With as many as 70,000 defined benefit members exercising their pension freedoms every year, greater support and education around transfers is needed, XPS Pensions Group has said.

According to the results of XPS’ latest member outcomes survey, nearly a third (30%) of its clients are actively exploring partial transfers.

Wayne Segers, principle, XPS Pensions Group, said: “With so many leaving DB schemes, there is no time to wait on providing clear robust support to help members understand the consequences of their options. New FCA guidelines are driving better support from advisers but trustees and employers have a vital role to play in initial education.”

The group added that following its 2018 survey, clients had started to take more action, with 40% implementing or considering implementing a communications strategy and  a quarter of respondents looking at introducing a low-cost receiving vehicle for members. One in 10 said they now have an adviser in place at retirement, with a further 25% considering using one.

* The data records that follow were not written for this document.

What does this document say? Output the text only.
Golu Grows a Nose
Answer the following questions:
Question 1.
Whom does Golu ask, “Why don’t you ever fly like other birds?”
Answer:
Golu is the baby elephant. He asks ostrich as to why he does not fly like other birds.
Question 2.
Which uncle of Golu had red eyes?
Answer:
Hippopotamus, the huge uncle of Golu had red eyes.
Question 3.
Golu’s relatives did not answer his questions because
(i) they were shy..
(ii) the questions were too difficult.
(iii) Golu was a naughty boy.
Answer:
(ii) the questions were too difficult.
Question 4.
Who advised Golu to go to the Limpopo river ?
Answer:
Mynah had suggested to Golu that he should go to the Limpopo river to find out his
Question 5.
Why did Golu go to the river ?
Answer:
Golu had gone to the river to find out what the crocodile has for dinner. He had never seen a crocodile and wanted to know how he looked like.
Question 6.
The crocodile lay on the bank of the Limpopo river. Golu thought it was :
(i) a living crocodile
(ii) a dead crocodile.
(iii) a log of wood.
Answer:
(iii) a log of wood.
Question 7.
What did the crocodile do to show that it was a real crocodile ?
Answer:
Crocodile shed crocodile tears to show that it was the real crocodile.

According to its survey, the average transfer value rose over 15% to £275,000 from the previous year’s £235,000, with 99% of members moving to a self-invested personal pension (SIPP).

Segers added: “A one size fits all destination is unlikely to drive the best outcomes for all members. Some members may be paying for features they don’t need or use. Charges can have a devastating effect on member’s retirement incomes. Lower cost, simpler SIPPs and master trusts can help and members deserve better support to easily access these.”

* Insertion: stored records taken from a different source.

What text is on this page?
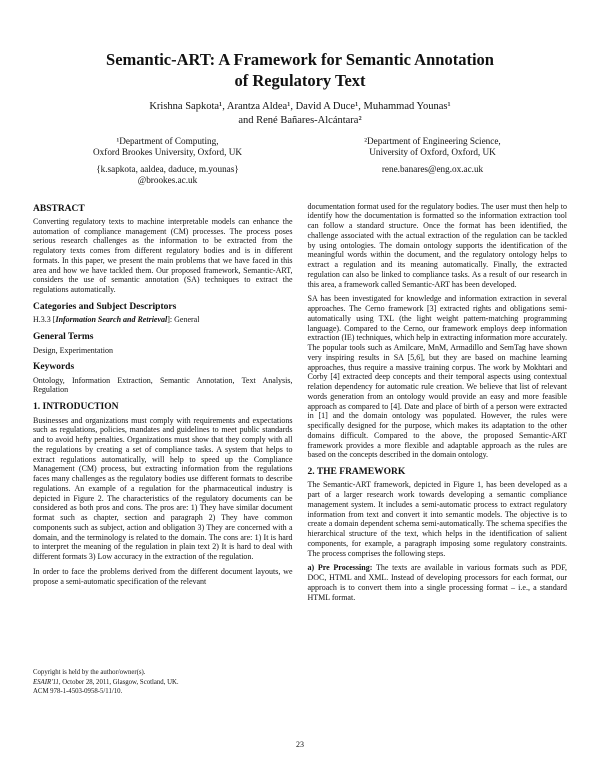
Semantic-ART: A Framework for Semantic Annotation
of Regulatory Text
Krishna Sapkota¹, Arantza Aldea¹, David A Duce¹, Muhammad Younas¹
and René Bañares-Alcántara²
¹Department of Computing,
Oxford Brookes University, Oxford, UK
{k.sapkota, aaldea, daduce, m.younas}
@brookes.ac.uk
²Department of Engineering Science,
University of Oxford, Oxford, UK
rene.banares@eng.ox.ac.uk
ABSTRACT

Converting regulatory texts to machine interpretable models can enhance the automation of compliance management (CM) processes. The process poses serious research challenges as the information to be extracted from the regulatory texts comes from different regulatory bodies and is in different formats. In this paper, we present the main problems that we have faced in this area and how we have tackled them. Our proposed framework, Semantic-ART, considers the use of semantic annotation (SA) techniques to extract the regulations automatically.

Categories and Subject Descriptors

H.3.3 [Information Search and Retrieval]: General

General Terms

Design, Experimentation

Keywords

Ontology, Information Extraction, Semantic Annotation, Text Analysis, Regulation

1. INTRODUCTION

Businesses and organizations must comply with requirements and expectations such as regulations, policies, mandates and guidelines to meet public standards and to avoid hefty penalties. Organizations must show that they comply with all the regulations by creating a set of compliance tasks. A system that helps to extract regulations automatically, will help to speed up the Compliance Management (CM) process, but extracting information from the regulations faces many challenges as the regulatory bodies use different formats to describe regulations. An example of a regulation for the pharmaceutical industry is depicted in Figure 2. The characteristics of the regulatory documents can be considered as both pros and cons. The pros are: 1) They have similar document format such as chapter, section and paragraph 2) They have common components such as subject, action and obligation 3) They are concerned with a domain, and the terminology is related to the domain. The cons are: 1) It is hard to interpret the meaning of the regulation in plain text 2) It is hard to deal with different formats 3) Low accuracy in the extraction of the regulation.

In order to face the problems derived from the different document layouts, we propose a semi-automatic specification of the relevant

documentation format used for the regulatory bodies. The user must then help to identify how the documentation is formatted so the information extraction tool can follow a standard structure. Once the format has been identified, the challenge associated with the actual extraction of the regulation can be tackled by using ontologies. The domain ontology supports the identification of the meaningful words within the document, and the regulatory ontology helps to extract a regulation and its meaning automatically. Finally, the extracted regulation can also be linked to compliance tasks. As a result of our research in this area, a framework called Semantic-ART has been developed.

SA has been investigated for knowledge and information extraction in several approaches. The Cerno framework [3] extracted rights and obligations semi-automatically using TXL (the light weight pattern-matching programming language). Compared to the Cerno, our framework employs deep information extraction (IE) techniques, which help in extracting information more accurately. The popular tools such as Amilcare, MnM, Armadillo and SemTag have shown very inspiring results in SA [5,6], but they are based on machine learning approaches, thus require a massive training corpus. The work by Mokhtari and Corby [4] extracted deep concepts and their temporal aspects using contextual relation dependency for automatic rule creation. We believe that list of relevant words generation from an ontology would provide an easy and more feasible approach as compared to [4]. Date and place of birth of a person were extracted in [1] and the domain ontology was populated. However, the rules were specifically designed for the purpose, which makes its adaptation to the other domains difficult. Compared to the above, the proposed Semantic-ART framework provides a more flexible and adaptable approach as the rules are based on the concepts described in the domain ontology.

2. THE FRAMEWORK

The Semantic-ART framework, depicted in Figure 1, has been developed as a part of a larger research work towards developing a semantic compliance management system. It includes a semi-automatic process to extract regulatory information from text and convert it into semantic models. The objective is to create a domain dependent schema semi-automatically. The schema specifies the hierarchical structure of the text, which helps in the identification of salient components, for example, a paragraph imposing some regulatory constraints. The process comprises the following steps.

a) Pre Processing: The texts are available in various formats such as PDF, DOC, HTML and XML. Instead of developing processors for each format, our approach is to convert them into a single processing format – i.e., a standard HTML format.

Copyright is held by the author/owner(s).
ESAIR'11, October 28, 2011, Glasgow, Scotland, UK.
ACM 978-1-4503-0958-5/11/10.
23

The survey also explored the impact charges can have on member outcomes, with those members opting for more expensive vehicles over lower-cost alternatives potentially running out of money seven years earlier if 25% tax free cash is taken and they draw an annual income of £12,000. In addition, they could receive £3,200 less each year of retirement income over their expected lifetime and leave £400,000 less inheritance, up from £340,000 reported in 2018.